Texto em que o autor apresenta e defende suas ideias e opiniões, a partir da interpretação de fatos e dados.

Povo pede auxílio emergencial. Bolsonaro entrega arma, diesel e agrotóxico

Getty Images
Imagem: Getty Images
Leonardo Sakamoto

É jornalista e doutor em Ciência Política pela Universidade de São Paulo. Cobriu conflitos armados em países como Timor Leste e Angola e violações aos direitos humanos em todos os estados brasileiros. Professor de Jornalismo na PUC-SP, foi pesquisador visitante do Departamento de Política da New School, em Nova York (2015-2016), e professor de Jornalismo na ECA-USP (2000-2002). Diretor da ONG Repórter Brasil, foi conselheiro do Fundo das Nações Unidas para Formas Contemporâneas de Escravidão (2014-2020) e comissário da Liechtenstein Initiative - Comissão Global do Setor Financeiro contra a Escravidão Moderna e o Tráfico de Seres Humanos (2018-2019). É autor de "Pequenos Contos Para Começar o Dia" (2012), "O que Aprendi Sendo Xingado na Internet" (2016), ?Escravidão Contemporânea? (2020), entre outros livros.

Colunista do UOL

21/02/2021 11h24

O governo Bolsonaro é rápido para liberar armas e munição, facilitar a compra de agrotóxicos (bateu recorde em 2020) e interferir no preço do diesel. Mas não tem pressa para voltar com o auxílio emergencial - o que impediria que muitos trabalhadores dormissem com fome nesta noite ou se arriscassem em busca de serviço.
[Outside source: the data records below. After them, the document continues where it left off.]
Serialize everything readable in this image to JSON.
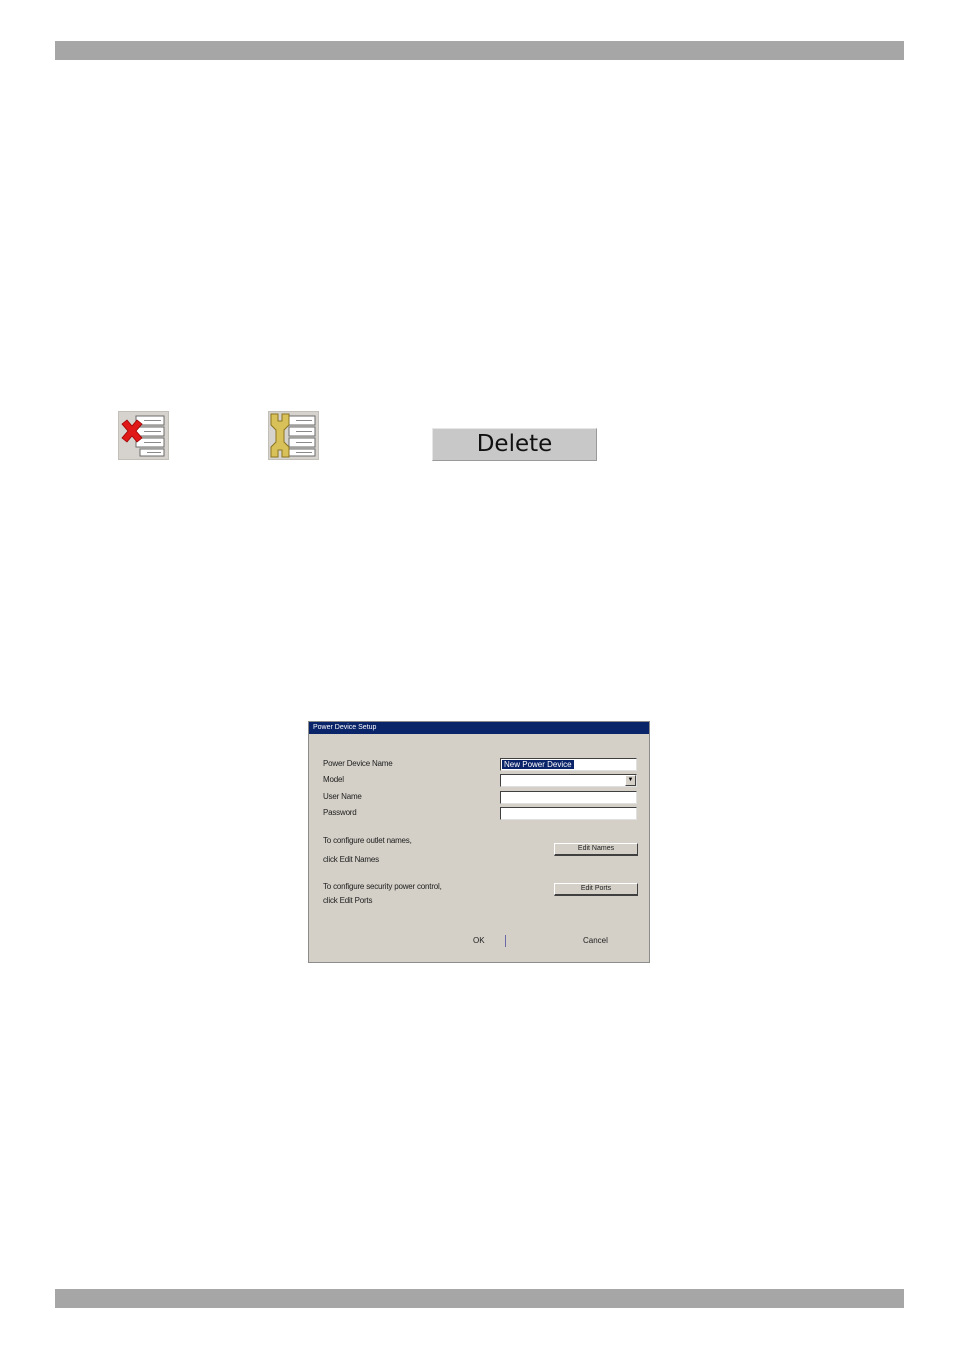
{
  "icons": {
    "delete_icon": "server-list-delete-icon",
    "modify_icon": "server-list-wrench-icon"
  },
  "delete_button": {
    "label": "Delete"
  },
  "dialog": {
    "title": "Power Device Setup",
    "fields": [
      {
        "label": "Power Device Name",
        "value": "New Power Device",
        "kind": "text"
      },
      {
        "label": "Model",
        "value": "",
        "kind": "select"
      },
      {
        "label": "User Name",
        "value": "",
        "kind": "text"
      },
      {
        "label": "Password",
        "value": "",
        "kind": "text"
      }
    ],
    "section1": {
      "line1": "To configure outlet names,",
      "line2": "click Edit Names",
      "button": "Edit Names"
    },
    "section2": {
      "line1": "To configure security power control,",
      "line2": "click Edit Ports",
      "button": "Edit Ports"
    },
    "ok_button": "OK",
    "cancel_button": "Cancel"
  },
  "colors": {
    "header_bar": "#a6a6a6",
    "dialog_title_bar": "#0a246a",
    "dialog_bg": "#d4d0c8"
  }
}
E evitaria um baque ainda maior da economia e ajudaria, principalmente, micro e pequenos empresários.

Dois anos depois, o presidente não governa para todos, mas ainda prioriza os seus. Age não como chefe de Estado, mas de clã.

Ou como Messias, pastoreando o seu povo escolhido, o Bolsonarismo-raiz, grupo de 12% a 16% da população que esteve ao seu lado muito antes do Lavajatismo-morista e do Mercado-oportunista.

Esse pessoal não pensará duas vezes se, após uma derrota em 2022, o presidente forçar um autogolpe. Daí, não duvide se tiver tratoraço no gramado da Esplanada dos Ministérios, bloqueio com caminhões na entrada de Brasília e invasão do Congresso Nacional com milícia armada.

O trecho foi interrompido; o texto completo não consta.